If we are to levitate apples with our MacIntoshes, I doubt there's a better day than this one: the anniversary of the 1782 British House of Commons vote directed at ending the war with the United States; the day that, in 1827, New Orleans kicked off its first Mardis Gras; and the day that, in 1906, the world marked the passing of Samuel Pierpont Langley, builder of the first heavier-than-air flying machine to achieve sustained flight.
Sam's flying machine weighed twenty-six pounds, had two sets of fourteen-foot wings, and was powered by a small steam engine. The inventor passed on to obscurity in Aiken, South Carolina, and the unknowing jet jockeys from Shaw Air Force Base probably send vibrations through his grave every day.

Another welcome thing to happen on this day was the fire at the Borley Rectory in 1939. It was described as "the most haunted house in England" (presumably excluding the House of Lords) and the locals were glad to see it go.
Not only is the twenty-seventh day of February distinguished by inventiveness but by discovery.
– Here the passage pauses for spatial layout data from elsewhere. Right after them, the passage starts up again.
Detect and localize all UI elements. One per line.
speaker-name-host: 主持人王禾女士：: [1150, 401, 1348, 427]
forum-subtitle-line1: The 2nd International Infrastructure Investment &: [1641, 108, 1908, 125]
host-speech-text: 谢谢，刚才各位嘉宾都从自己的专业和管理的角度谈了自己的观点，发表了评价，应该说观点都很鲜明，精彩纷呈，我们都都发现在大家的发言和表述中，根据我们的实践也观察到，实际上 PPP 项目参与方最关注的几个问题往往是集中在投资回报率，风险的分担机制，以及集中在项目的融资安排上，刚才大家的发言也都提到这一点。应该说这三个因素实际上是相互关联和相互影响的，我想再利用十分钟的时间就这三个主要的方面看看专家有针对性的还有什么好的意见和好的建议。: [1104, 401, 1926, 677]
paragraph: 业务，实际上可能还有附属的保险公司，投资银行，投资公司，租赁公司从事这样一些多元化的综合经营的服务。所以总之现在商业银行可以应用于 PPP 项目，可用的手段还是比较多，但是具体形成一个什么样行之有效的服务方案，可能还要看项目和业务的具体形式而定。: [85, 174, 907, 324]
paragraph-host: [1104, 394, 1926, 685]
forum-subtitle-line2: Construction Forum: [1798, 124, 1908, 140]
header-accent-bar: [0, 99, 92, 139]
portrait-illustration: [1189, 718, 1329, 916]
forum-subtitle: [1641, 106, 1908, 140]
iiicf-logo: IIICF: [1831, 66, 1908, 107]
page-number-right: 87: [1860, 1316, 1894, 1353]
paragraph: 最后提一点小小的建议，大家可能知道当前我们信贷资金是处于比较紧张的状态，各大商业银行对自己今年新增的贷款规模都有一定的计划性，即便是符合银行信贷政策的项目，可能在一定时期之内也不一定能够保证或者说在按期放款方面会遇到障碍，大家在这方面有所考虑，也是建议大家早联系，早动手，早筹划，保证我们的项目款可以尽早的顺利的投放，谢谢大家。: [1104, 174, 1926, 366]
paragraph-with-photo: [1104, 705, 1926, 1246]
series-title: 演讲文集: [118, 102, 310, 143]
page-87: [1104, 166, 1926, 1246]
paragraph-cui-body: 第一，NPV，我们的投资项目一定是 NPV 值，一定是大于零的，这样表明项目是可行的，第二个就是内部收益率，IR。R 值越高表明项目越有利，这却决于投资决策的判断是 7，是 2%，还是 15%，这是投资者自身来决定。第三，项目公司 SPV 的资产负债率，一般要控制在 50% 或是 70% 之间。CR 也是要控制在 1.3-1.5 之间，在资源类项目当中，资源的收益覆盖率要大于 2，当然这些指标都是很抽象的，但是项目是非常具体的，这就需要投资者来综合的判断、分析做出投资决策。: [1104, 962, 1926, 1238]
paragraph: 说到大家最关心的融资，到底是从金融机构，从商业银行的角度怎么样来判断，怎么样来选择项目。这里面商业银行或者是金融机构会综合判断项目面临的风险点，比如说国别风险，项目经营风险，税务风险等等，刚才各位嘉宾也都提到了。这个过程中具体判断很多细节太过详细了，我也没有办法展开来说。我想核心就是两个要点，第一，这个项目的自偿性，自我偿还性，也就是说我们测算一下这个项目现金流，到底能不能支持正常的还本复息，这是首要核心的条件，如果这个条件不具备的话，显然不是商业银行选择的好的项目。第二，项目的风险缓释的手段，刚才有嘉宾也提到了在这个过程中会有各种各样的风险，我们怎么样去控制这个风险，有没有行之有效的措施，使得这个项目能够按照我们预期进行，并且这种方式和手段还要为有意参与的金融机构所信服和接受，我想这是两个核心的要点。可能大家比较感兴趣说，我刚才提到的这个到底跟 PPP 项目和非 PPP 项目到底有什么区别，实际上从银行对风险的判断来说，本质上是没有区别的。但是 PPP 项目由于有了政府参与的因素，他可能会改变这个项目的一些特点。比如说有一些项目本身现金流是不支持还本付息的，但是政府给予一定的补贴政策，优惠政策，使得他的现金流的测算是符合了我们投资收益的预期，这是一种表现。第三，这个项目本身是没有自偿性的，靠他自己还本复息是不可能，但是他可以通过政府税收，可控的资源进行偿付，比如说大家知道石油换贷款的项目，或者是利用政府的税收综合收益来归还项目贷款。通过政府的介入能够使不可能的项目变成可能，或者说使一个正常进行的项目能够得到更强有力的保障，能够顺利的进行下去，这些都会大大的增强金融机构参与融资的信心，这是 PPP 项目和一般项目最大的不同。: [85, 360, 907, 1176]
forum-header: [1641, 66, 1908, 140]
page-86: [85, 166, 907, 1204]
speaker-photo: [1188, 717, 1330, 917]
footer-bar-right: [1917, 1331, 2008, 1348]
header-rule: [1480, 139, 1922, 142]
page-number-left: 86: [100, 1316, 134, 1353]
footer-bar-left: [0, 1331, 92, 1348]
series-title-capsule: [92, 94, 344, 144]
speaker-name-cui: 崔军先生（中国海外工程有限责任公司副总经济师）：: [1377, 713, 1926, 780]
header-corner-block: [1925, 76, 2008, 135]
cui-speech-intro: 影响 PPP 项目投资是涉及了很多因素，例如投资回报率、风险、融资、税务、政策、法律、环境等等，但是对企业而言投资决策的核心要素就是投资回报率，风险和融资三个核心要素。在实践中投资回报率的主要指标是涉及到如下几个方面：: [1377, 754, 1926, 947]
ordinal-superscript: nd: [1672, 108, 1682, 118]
Constantine Fahlberg discovered saccharine on this day in 1879 at Johns Hopkins University - and it's hard to find a packet of sugar in the cafeteria there to this day. And Cambridge University's James Chadwick discovered the neutron on this day in 1932 - for which he later received the Nobel Prize. Mind you, we have to take his word for the fact that they exist - but I'm okay with that.
Compare all these goings-on with the twenty-eighth and you'll be glad you posted your opinions in the sunshine of enlightenment. As just one example, tomorrow is 362 years to the day away from the one on which the Massachusetts Puritans put poor old Roger Scott on trial for falling asleep in church.
Imagine that. He gets bored into unconsciousness and they blame him. Let's hope the practice doesn't spread to the baseball diamonds this summer.